To follow up on the Tenet Plan, President Bush dispatched retired Marine Commandant Anthony Zinni in November 2001 as his special Middle East envoy. His mission was solely to establish a ceasefire, not to restart negotiations or address any of the other elements of the Mitchell report. Zinni's plan, presented on March 26, 2002, used unconditional language in reference to the Palestinians, requiring them to "cease" violent activities, while only asking the Israelis to "commit to cease." This new U.S. proposal also dropped the Tenet Plan's requirement that Israel should stop its attacks on "innocent civilian targets" and its other restrictions against "proactive" Israeli military operations. Instead, Zinni's proposal would permit Israeli attacks on Palestinian Authority buildings, including prisons, "in self-defense to an imminent terrorist attack," a situation that the Israelis have always defined quite liberally.

The failure of the commission headed by Mitchell, then, occurred not because of Mitchell himself but because the Bush administration, supported by the bipartisan congressional leadership, refused to press the Israeli side to abide by its recommendations.

The question regarding Mitchell in his new role, then, is whether the Obama administration will be willing to support him to take a more balanced approach to the peace process, which emphasizes the responsibilities of both parties.

Is "Balance" Enough?

The 2001 Mitchell Commission report was praised at the time for being relatively "balanced." That term has already cropped up in some of the more favorably reactions to Obama's appointment of the former Senate leader. However, even should President Obama and Congress allow for such "balance," will that be enough to bring peace?

The problem in being "balanced" in mediating the Israeli-Palestinian conflict is that it fails to recognize the unbalanced nature of a conflict between an occupied people and their occupiers.
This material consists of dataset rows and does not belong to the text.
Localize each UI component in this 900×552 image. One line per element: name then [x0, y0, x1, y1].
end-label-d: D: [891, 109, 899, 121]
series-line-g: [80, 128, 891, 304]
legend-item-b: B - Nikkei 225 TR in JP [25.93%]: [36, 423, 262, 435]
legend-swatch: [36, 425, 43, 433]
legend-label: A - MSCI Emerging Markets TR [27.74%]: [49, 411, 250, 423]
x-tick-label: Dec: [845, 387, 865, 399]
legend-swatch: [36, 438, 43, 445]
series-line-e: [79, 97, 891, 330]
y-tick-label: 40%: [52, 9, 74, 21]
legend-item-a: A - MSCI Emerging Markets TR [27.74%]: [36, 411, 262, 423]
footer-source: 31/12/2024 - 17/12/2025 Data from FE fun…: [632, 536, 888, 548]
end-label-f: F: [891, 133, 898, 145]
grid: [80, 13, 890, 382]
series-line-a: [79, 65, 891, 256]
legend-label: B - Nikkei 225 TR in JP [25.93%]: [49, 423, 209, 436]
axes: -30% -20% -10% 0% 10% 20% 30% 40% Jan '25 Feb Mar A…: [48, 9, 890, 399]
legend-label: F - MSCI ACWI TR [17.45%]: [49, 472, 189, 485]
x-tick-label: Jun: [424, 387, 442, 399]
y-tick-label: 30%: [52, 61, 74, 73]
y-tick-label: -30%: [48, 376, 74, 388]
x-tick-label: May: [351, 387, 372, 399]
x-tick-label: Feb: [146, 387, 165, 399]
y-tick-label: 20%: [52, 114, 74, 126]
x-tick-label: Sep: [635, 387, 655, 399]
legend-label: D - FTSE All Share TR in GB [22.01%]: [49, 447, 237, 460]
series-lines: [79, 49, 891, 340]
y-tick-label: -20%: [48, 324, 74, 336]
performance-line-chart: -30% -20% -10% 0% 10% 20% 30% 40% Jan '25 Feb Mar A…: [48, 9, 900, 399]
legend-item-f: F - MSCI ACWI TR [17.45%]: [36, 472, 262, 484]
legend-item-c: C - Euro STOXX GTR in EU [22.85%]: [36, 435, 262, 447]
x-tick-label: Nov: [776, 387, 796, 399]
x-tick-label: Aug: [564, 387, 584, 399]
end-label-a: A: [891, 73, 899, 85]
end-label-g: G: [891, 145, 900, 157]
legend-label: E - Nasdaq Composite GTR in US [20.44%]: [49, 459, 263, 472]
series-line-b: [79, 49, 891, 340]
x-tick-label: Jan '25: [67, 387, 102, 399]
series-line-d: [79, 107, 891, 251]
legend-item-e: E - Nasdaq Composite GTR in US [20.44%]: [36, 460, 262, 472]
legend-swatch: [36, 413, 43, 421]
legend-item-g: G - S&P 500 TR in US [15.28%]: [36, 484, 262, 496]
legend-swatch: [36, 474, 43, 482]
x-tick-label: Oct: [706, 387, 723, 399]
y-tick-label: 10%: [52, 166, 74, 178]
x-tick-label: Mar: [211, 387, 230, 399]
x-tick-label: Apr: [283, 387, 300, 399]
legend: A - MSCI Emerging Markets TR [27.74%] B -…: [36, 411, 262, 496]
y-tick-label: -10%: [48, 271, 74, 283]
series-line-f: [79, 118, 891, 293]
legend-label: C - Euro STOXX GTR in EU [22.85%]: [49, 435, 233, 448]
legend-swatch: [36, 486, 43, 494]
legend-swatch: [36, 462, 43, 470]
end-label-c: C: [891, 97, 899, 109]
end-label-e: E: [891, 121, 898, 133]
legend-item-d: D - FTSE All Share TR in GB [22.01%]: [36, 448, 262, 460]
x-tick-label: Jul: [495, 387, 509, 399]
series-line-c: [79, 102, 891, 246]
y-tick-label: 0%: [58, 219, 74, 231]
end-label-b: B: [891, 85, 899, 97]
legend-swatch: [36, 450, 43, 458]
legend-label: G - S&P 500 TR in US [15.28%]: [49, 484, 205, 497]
While balance in the sense of recognizing that both Israelis and Palestinians have the fundamental right to live in peace and security is indeed critical, it should be remembered that Palestinian land is being occupied, confiscated, and colonized, not Israeli land; that Israeli military and economic power is dramatically greater than that of the Palestinians; that Palestinian civilians have been killed in far greater numbers than Israeli civilians; and that it's the Palestinians and not the Israelis who have been denied their fundamental right of statehood.

Indeed, it's doubtful Mitchell would have authored a balanced report regarding Iraq and Kuwait during Kuwait's six months under Saddam Hussein's army of occupation, or a balanced report regarding Indonesia and East Timor during that island nation's 24-year occupation by its powerful neighbor.
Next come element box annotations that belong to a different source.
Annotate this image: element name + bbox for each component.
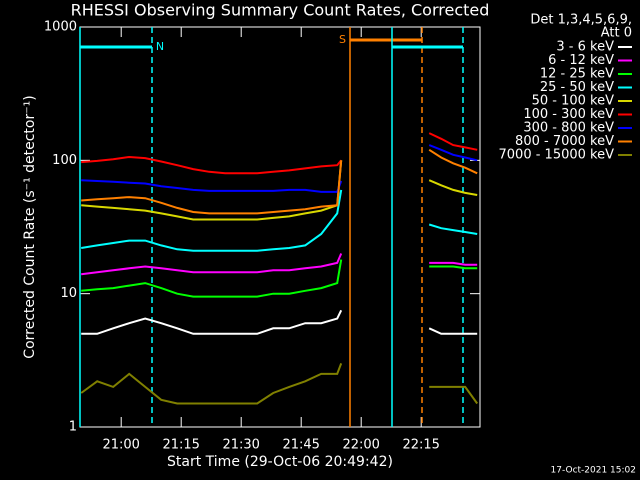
- x-axis-label: Start Time (29-Oct-06 20:49:42): [167, 454, 393, 470]
- x-tick-label: 21:15: [162, 438, 199, 453]
- series-line: [81, 144, 478, 193]
- x-tick-label: 21:30: [222, 438, 259, 453]
- flag-label: S: [339, 33, 346, 46]
- series-line: [81, 253, 478, 276]
- legend-label: 800 - 7000 keV: [515, 134, 614, 149]
- chart-title: RHESSI Observing Summary Count Rates, Co…: [71, 1, 490, 20]
- legend-label: 6 - 12 keV: [548, 53, 614, 68]
- legend-label: 7000 - 15000 keV: [499, 148, 615, 163]
- y-tick-label: 100: [52, 153, 77, 168]
- legend-label: 100 - 300 keV: [523, 107, 614, 122]
- series-line: [81, 160, 478, 221]
- series-line: [80, 363, 479, 405]
- series-line: [81, 189, 478, 252]
- x-tick-label: 21:45: [282, 438, 319, 453]
- series-line: [81, 132, 478, 175]
- legend-label: 50 - 100 keV: [532, 94, 615, 109]
- flag-label: N: [156, 40, 164, 53]
- y-tick-label: 1000: [44, 20, 77, 35]
- legend-label: 300 - 800 keV: [523, 121, 614, 136]
- series-line: [81, 309, 478, 335]
- footer: 17-Oct-2021 15:02: [551, 466, 636, 476]
- y-tick-label: 10: [60, 286, 77, 301]
- legend-header: Det 1,3,4,5,6,9,: [530, 13, 632, 28]
- legend-label: 3 - 6 keV: [556, 40, 614, 55]
- series-line: [81, 259, 478, 298]
- x-tick-label: 21:00: [102, 438, 139, 453]
- legend-label: 25 - 50 keV: [540, 80, 614, 95]
- legend-label: 12 - 25 keV: [540, 67, 614, 82]
- series-line: [81, 148, 478, 215]
- x-tick-label: 22:15: [402, 438, 439, 453]
- y-axis-label: Corrected Count Rate (s⁻¹ detector⁻¹): [22, 95, 38, 358]
- plot-frame: [79, 26, 481, 428]
- legend-header: Att 0: [601, 26, 632, 41]
- x-tick-label: 22:00: [342, 438, 379, 453]
- y-tick-label: 1: [69, 420, 77, 435]
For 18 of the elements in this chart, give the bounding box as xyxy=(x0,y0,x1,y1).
However strong the ties between the United States and Israel may be, Israel as the occupying power bears the most responsibility for resolving the conflict, particularly since the recognized Palestinian leadership already acceded to Israeli control of 78% of Mandatory Palestine. Despite the many faults of the Fatah-dominated Palestinian Authority, which governs the majority of the Palestinian population on the West Bank, its positions on the outstanding issues of the conflict -- settlements, withdrawal from occupied lands, sharing Jerusalem, and the rights of refugees -- are far more consistent with international law, UN Security Council resolutions, and the consensus of the international community than are the U.S. or Israeli positions.

And even assuming the best of intentions by Mitchell, there remains the fundamental contradiction of the United States being both the chief mediator of the conflict and the primary diplomatic, economic, and military backer of the Israeli occupation. Until the Obama administration recognizes that contradiction, Mitchell will have a very difficult task before him.